Scheinwerfer blendeten auf. Kamen von allen Seiten Halogenlampen durchstachen die Dunkelheit. Schritte, Rufe, Schreie.

Der Kreis zog sich immer enger. Sie hatten den Bauplatz von allen Seiten her umringt, Hunderte, Tausende von Kollegen, so schien ihm, waren gekommen, um ihn zu retten und zu rächen. »Hier«, krächzte er, »hier bin ich«, niemand hörte ihn in dem Lärm.

Dann hatten sie ihn.

Helle schrille Schreie. Er stemmte sich hoch und schaltete seine Lampe ein. Taumelte, fiel, rappelte sich wieder auf. Sie standen um den Kamelhaarmantel herum, traten und schlugen drauflos, entluden sich auf einer sich krümmenden und nur noch wimmernden Lehmpfütze.

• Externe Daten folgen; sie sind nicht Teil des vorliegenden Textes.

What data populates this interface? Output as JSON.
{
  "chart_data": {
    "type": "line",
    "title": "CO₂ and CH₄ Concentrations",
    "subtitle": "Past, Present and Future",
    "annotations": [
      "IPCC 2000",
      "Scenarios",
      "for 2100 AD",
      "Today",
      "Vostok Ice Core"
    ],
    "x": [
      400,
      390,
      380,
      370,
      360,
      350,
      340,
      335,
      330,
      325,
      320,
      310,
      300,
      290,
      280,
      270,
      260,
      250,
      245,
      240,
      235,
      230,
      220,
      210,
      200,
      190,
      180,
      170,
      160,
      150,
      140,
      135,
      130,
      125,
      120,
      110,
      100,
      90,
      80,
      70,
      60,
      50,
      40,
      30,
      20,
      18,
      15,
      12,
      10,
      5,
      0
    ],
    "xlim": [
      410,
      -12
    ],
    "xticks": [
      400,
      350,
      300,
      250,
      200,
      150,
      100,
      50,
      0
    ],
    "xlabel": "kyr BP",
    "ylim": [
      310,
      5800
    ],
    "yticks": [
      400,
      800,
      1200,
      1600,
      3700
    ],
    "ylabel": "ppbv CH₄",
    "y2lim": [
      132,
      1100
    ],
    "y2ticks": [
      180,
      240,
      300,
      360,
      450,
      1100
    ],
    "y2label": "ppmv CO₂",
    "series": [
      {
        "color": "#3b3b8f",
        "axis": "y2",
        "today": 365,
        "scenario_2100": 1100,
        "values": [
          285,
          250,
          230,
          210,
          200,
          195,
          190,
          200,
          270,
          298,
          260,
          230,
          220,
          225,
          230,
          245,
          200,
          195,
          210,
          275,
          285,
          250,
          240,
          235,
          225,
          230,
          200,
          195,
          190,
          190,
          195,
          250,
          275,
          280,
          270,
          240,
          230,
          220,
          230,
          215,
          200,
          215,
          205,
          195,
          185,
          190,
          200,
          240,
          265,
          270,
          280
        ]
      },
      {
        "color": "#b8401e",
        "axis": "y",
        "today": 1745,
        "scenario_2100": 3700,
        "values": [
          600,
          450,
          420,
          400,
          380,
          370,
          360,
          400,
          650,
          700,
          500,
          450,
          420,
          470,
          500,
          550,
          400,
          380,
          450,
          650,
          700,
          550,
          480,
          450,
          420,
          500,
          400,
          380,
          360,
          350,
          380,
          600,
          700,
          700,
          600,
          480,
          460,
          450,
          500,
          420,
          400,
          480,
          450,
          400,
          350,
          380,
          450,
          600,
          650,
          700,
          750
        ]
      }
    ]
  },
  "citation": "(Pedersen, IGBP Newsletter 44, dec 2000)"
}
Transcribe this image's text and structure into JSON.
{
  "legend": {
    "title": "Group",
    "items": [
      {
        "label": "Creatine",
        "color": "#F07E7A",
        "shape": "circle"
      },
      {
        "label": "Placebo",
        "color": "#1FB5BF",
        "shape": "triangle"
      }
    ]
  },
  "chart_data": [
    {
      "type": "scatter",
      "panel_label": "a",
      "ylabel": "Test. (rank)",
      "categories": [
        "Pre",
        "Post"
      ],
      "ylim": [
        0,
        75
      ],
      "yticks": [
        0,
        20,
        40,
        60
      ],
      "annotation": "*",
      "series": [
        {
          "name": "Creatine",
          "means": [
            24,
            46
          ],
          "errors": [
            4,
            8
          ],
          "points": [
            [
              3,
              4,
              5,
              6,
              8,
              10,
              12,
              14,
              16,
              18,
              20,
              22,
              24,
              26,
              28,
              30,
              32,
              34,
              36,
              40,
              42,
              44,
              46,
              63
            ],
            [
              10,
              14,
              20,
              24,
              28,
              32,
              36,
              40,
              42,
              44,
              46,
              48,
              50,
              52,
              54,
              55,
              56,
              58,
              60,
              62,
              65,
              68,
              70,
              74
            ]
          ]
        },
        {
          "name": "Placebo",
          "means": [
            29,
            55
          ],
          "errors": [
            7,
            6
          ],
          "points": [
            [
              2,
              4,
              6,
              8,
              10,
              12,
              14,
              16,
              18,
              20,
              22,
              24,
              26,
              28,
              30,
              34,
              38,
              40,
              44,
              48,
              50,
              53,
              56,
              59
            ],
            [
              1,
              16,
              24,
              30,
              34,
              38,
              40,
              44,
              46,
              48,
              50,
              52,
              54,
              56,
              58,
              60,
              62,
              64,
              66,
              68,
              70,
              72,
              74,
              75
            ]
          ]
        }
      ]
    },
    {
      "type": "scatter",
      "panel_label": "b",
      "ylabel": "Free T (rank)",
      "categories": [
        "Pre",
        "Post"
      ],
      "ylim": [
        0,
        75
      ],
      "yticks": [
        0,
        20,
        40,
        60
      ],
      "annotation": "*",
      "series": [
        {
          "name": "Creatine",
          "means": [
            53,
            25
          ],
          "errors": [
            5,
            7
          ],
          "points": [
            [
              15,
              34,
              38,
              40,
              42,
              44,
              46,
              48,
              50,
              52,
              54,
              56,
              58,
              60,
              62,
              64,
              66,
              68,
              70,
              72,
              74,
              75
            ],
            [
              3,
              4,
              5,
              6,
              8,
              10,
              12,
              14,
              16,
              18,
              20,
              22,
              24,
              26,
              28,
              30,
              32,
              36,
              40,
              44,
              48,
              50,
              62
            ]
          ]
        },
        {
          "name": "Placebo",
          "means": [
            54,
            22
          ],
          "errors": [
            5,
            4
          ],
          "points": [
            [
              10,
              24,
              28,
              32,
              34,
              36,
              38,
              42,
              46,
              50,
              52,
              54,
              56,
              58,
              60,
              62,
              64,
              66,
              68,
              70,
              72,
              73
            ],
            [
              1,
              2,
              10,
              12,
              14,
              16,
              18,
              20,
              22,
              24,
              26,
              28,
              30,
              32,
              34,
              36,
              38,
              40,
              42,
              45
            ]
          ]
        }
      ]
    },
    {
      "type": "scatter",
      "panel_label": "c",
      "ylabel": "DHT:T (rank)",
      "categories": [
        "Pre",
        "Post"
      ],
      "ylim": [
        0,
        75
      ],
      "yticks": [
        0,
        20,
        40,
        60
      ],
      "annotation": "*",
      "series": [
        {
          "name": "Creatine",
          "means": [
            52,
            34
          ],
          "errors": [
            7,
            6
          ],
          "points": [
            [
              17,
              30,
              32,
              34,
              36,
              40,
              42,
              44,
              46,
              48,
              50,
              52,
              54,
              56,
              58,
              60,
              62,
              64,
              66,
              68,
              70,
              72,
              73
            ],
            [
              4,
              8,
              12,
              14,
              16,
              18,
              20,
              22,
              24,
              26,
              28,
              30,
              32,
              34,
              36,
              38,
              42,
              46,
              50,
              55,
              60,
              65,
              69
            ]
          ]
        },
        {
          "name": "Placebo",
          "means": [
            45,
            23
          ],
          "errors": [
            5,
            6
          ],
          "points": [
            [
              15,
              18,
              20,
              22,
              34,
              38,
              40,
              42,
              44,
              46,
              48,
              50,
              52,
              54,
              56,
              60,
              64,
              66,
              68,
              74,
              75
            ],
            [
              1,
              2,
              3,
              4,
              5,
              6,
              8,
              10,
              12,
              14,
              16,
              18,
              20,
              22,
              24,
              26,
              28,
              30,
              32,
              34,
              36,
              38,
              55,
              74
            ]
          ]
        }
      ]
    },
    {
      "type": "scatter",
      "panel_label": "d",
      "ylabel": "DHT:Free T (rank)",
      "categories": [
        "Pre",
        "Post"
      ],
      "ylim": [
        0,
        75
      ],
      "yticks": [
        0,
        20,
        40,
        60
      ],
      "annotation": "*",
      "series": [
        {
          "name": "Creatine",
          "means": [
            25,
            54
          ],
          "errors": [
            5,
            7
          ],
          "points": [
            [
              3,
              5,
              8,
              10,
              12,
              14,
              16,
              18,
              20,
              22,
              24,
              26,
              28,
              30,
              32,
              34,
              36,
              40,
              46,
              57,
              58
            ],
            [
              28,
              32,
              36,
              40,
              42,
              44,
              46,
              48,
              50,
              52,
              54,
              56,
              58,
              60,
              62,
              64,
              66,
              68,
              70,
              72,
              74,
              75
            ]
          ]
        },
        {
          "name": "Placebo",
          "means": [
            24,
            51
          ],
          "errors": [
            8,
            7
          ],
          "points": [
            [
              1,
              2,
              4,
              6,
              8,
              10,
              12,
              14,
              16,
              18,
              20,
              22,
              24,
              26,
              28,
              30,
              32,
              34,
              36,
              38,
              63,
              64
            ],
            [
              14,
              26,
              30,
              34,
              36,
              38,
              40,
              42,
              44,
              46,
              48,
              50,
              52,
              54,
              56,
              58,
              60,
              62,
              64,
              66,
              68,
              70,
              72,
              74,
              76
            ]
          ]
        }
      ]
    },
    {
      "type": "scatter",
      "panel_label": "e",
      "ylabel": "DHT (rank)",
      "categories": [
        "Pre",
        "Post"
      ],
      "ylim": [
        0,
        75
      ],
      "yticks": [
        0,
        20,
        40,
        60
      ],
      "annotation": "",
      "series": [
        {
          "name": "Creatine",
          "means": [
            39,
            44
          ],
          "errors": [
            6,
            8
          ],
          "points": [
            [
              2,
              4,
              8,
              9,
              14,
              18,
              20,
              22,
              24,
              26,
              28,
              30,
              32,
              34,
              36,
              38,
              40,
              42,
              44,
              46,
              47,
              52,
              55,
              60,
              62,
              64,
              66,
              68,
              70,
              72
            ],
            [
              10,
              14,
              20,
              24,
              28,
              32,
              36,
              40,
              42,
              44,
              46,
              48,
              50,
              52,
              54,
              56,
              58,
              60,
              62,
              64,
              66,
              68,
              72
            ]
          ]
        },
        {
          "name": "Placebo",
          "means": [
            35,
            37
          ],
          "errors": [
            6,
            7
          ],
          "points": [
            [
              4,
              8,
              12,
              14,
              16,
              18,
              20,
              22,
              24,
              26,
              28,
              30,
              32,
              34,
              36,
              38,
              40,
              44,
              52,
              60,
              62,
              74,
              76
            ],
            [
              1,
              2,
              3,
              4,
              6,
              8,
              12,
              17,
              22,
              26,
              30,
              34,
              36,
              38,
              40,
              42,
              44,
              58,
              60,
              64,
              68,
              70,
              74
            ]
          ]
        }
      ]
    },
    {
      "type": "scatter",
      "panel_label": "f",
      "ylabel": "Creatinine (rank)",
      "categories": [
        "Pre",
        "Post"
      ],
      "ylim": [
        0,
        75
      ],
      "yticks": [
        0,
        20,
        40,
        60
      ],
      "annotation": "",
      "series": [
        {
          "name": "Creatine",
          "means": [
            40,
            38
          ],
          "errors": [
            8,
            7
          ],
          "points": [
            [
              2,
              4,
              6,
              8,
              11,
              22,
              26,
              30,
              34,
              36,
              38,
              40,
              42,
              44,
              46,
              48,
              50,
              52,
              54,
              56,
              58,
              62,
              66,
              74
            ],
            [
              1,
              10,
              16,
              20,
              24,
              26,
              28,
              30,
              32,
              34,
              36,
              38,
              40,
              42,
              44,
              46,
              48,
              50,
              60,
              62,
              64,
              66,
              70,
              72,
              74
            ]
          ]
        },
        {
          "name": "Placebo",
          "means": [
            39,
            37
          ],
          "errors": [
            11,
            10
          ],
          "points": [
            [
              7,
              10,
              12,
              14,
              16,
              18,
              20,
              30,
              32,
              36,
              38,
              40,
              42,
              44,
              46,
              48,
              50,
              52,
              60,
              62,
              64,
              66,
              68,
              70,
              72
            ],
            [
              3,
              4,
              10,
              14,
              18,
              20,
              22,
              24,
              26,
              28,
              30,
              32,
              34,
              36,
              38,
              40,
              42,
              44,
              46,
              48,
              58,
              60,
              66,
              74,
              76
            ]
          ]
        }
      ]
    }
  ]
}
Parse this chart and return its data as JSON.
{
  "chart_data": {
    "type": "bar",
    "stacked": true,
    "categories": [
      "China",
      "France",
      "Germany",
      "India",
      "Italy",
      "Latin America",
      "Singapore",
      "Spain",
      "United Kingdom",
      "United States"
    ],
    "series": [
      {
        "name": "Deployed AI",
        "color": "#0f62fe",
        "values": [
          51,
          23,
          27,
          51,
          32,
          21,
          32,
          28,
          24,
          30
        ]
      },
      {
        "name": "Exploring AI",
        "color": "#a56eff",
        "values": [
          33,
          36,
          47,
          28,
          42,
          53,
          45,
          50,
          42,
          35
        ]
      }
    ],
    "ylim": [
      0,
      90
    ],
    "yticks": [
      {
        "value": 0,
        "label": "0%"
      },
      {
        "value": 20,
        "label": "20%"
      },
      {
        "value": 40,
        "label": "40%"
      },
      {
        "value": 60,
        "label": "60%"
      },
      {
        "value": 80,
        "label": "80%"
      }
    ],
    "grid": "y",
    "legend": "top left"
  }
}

Ihm wurde schlecht. Er warf sich dazwischen, brüllte heiser und schlug und trat gegen Kniescheiben. »Aufhören! Hört auf damit! Laßt ihn! Nein! Neiiin!« Er beugte sich über den Jungen, fiel, ein Schlag traf ihn in den Rücken.

Es dauerte Jahrhunderte, bis die ersten Polizeisirenen aufheulten. Taghelle Suchscheinwerfer. Er lag immer noch über dem Kamelhaarmantel, hatte ihn tief in den nassen Lehm gepreßt. Tod durch Ersticken. Er sprang auf und riß den schlaffen Mann mit nach oben. Ein weit offener Mund zitterte nach Luft.

Die anderen Fahrer standen im Kreis um sie herum und starrten finster. Die meisten Gesichter kannte Manfred nur vom Sehen. Mario, Kofi, Sigi, Otto und Max waren unter ihnen. Kein Lächeln, kein Zeichen des Erkennens. Als die ersten Polizisten mit gezogenen Pistolen herbeigestürmt kamen, wandten sie sich ab.